Running electric

Going underground is a smart move and one you will be thankful for after the first storm that would have knocked a tree into the lines and caused you to lose power.
Not truly off the grid but the shop at work was converted over to solar about 4 or 5 years ago. We went from a $400 to $600/ month electric bill to a $0 electric bill. We do not get paid for the excess but create enough that it was an easy sell to convince the boss to ac the entire building since it would only be the equipment cost he was paying for. Being a business the building is empty at night so we don’t have that draw and is empty on the weekends so the power made on those days offset anything we happen to draw off of the grid at other times.
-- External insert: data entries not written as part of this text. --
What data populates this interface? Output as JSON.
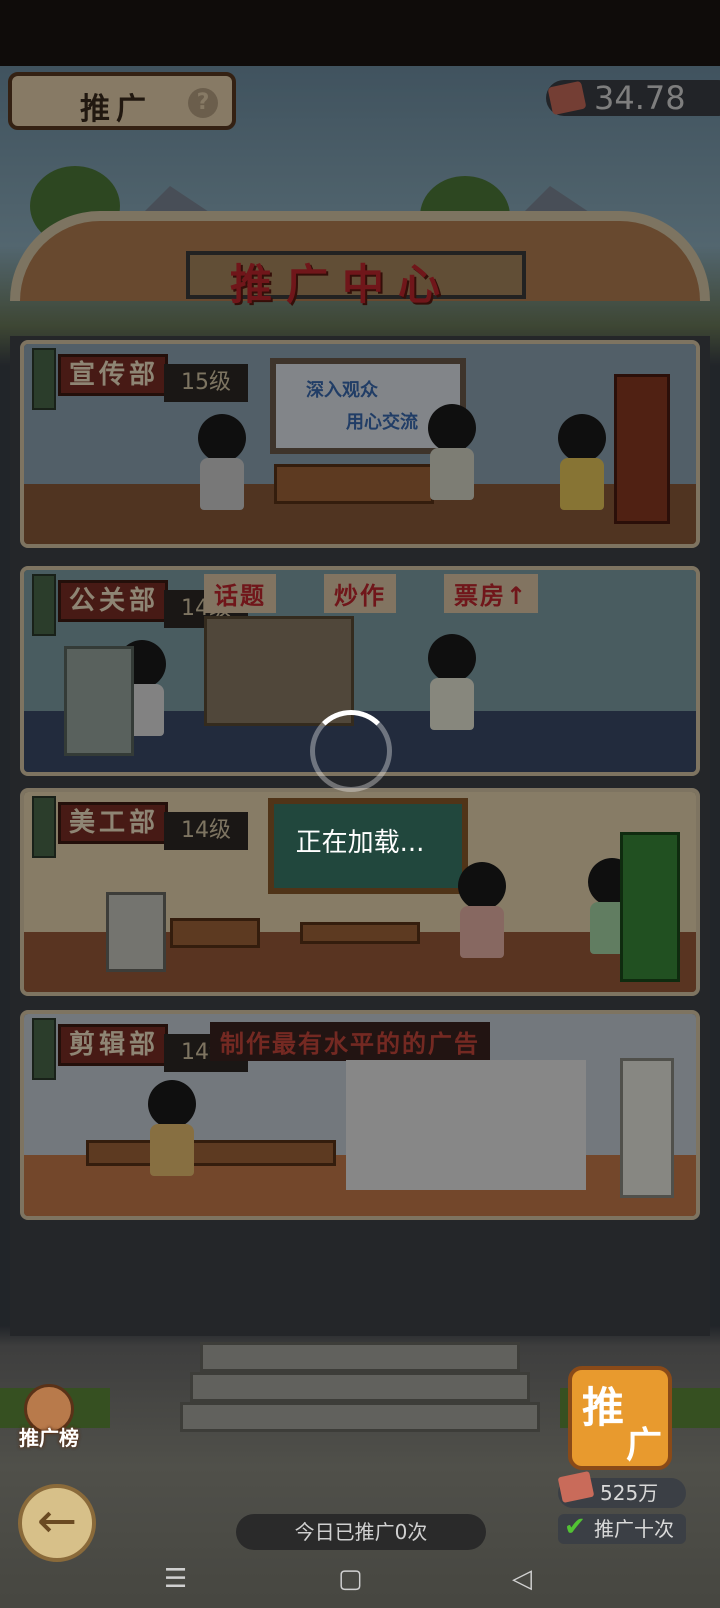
{
  "header": {
    "title": "推广",
    "help": "?",
    "cash_value": "34.78"
  },
  "center_sign": "推广中心",
  "departments": [
    {
      "name": "宣传部",
      "level": "15级",
      "board_line1": "深入观众",
      "board_line2": "用心交流"
    },
    {
      "name": "公关部",
      "level": "14级",
      "banners": [
        "话题",
        "炒作",
        "票房↑"
      ]
    },
    {
      "name": "美工部",
      "level": "14级"
    },
    {
      "name": "剪辑部",
      "level": "14级",
      "banner": "制作最有水平的的广告"
    }
  ],
  "loading_text": "正在加载...",
  "bottom": {
    "rank_label": "推广榜",
    "back_icon": "←",
    "promote_button_char1": "推",
    "promote_button_char2": "广",
    "cost": "525万",
    "promote_ten": "推广十次",
    "today_count": "今日已推广0次"
  },
  "navbar": {
    "menu_icon": "☰",
    "home_icon": "▢",
    "back_icon": "◁"
  },
  "colors": {
    "overlay": "rgba(0,0,0,0.42)",
    "accent": "#e89a2e",
    "sign_text": "#c1272d"
  }
}
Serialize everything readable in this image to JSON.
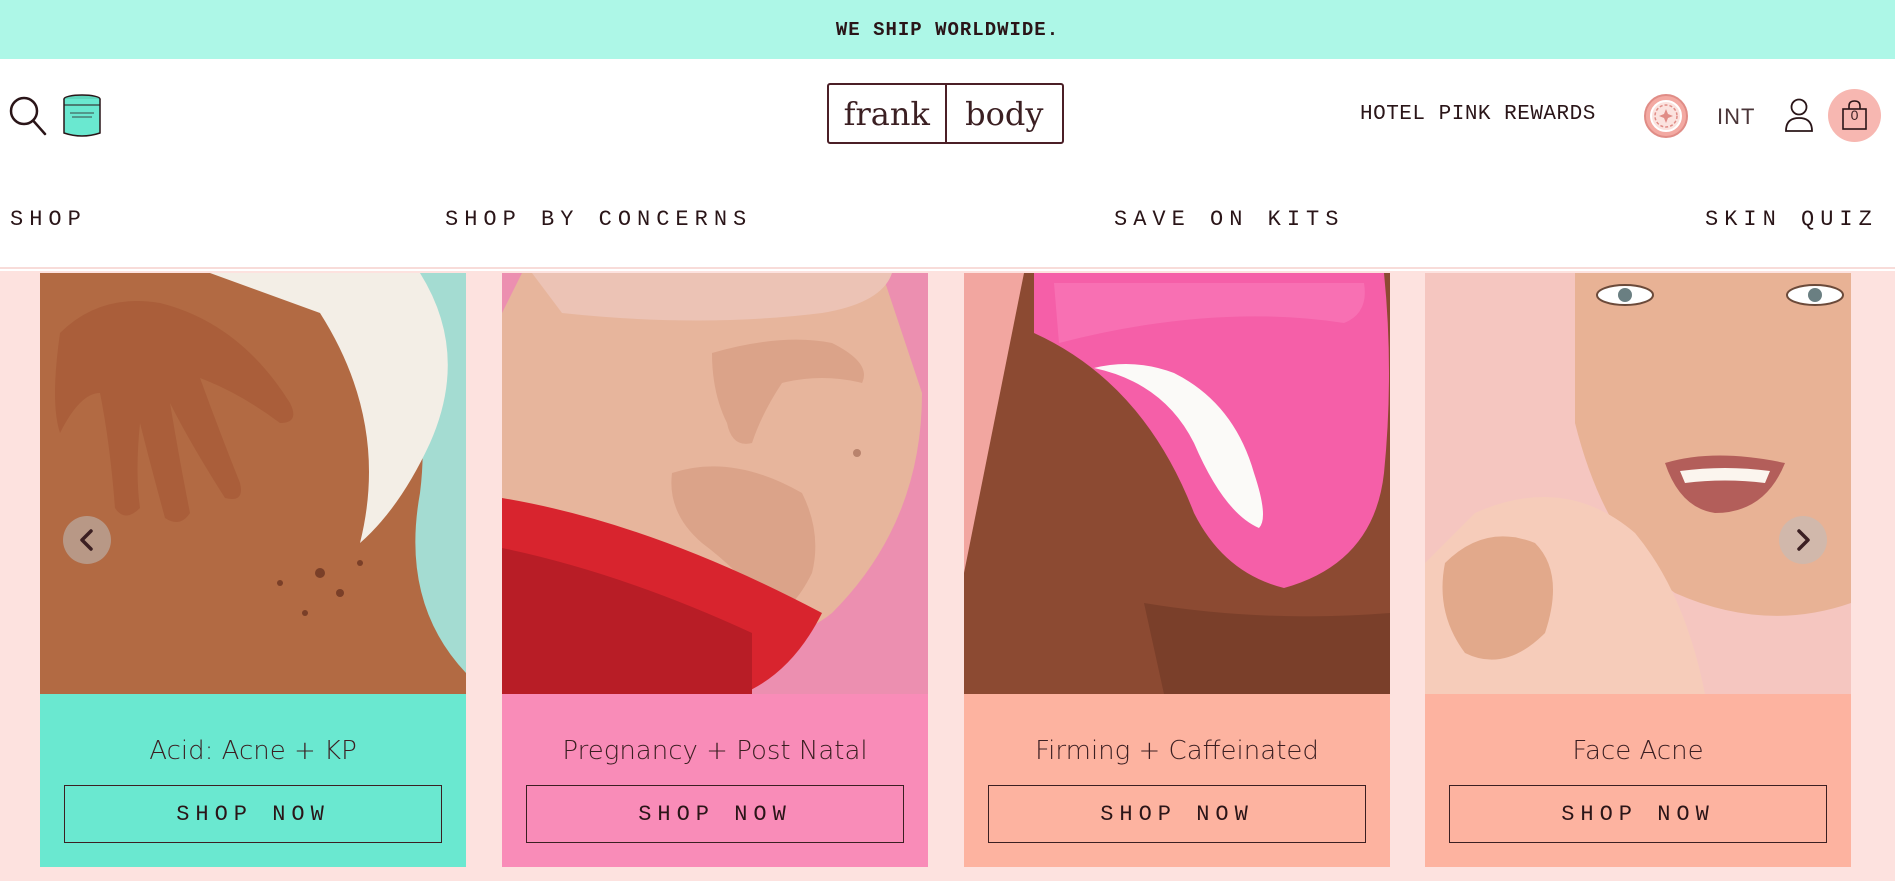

Unless all of the solar panels, the inverters, the wiring, the labor to install it, and the mounting hardware were all free, the electric bill is NOT $0 a month. If you were to amortize the expenses over any side by side time period, I bet the $400-600 a month was actually cheaper. Don't forget, when those panels go tits up, and they will, you will have to get rid of them.

$400-600 a month in electricity @ $0.10 a kWhr is using about 4,000-6,000 kWh each month. To produce 4-6 kWh's worth of electricity you'd have to install enough solar panels to provide between 35,000 to 50,000 watts according to a calculator I found online. At about $1 a watt just for panels, that's a sizeable chunk of change to invest. Installation costs for 250 panels is probably equal to if not more that just the cost of the panels. Take the entire amount of doing this, invest it in a stock index fund, and I'd wager that he'd have been money ahead to just keep paying the electric bill.